Excerpted from “The Rested Child: Why Your Tired, Wired, or Irritable Child May Have a Sleep Disorder — and How to Help” by W. Christopher Winter, MD. Published by Penguin Random House.
In a bubble, the choice for starting schools later would be simple. The problem is the logistics. Altering school start times is difficult, highly political, and predicated on far more criteria than simply student health and performance. Let’s forget that, and focus on your child by answering some simple questions related to school start times:
School Start Time Checklist
- My child seems to show signs of excessive daytime sleepiness.
- My child is consistently getting an inadequate amount of sleep.
- My child’s school begins at 8:30 a.m. or earlier.
- My child has a bus ride that exceeds thirty minutes one way.
- My child sleeps an additional two hours more on the weekends.
- My child struggles with issues of mood and behavior.
If you checked off two or more of these questions, I think it is reasonable to consider your child’s school as a potential problem when it comes to adequate sleep. Asking these difficult questions matters, as studies have shown that not only can early school start times impact a child’s academic performance in their early-morning classes, but they can also negatively impact performance for their entire school day.

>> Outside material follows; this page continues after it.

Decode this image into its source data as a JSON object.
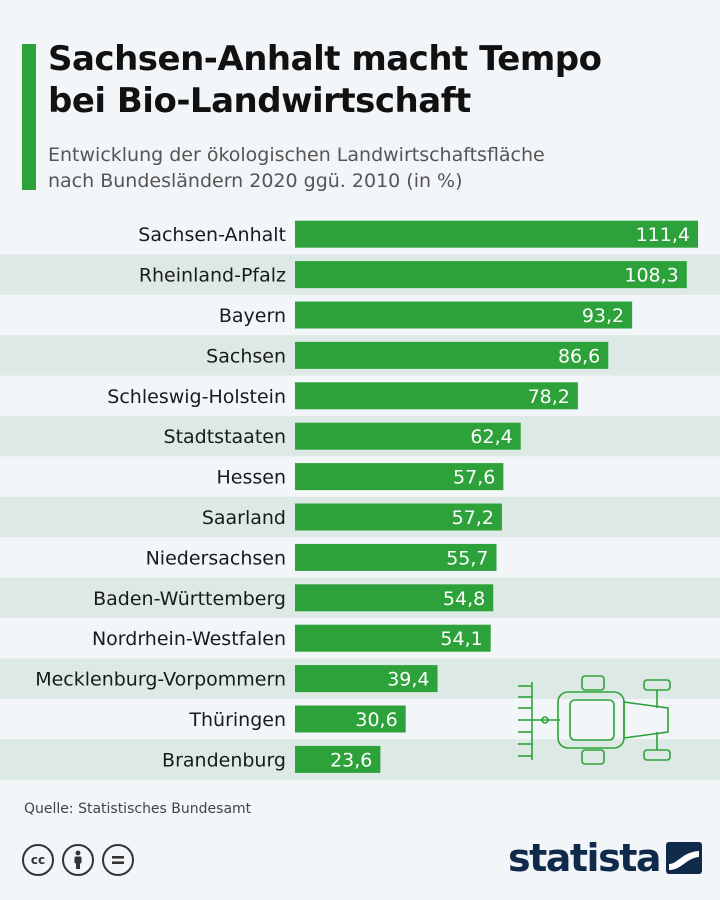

From the first day your son rides away on the bus for kindergarten all the way to college, parents must be vigilant in monitoring their child’s sleep needs. As your child matures, school becomes much more labor intensive, and at the same time, the stakes become higher. Color outside the lines as a first grader . . . that can probably be explained away during a job interview later. Botch an AP calculus class as a high school senior . . . not so easy to sweep under the rug. As kids grow up, it becomes just as important to evaluate the school and schedule itself as it does how your child navigates it.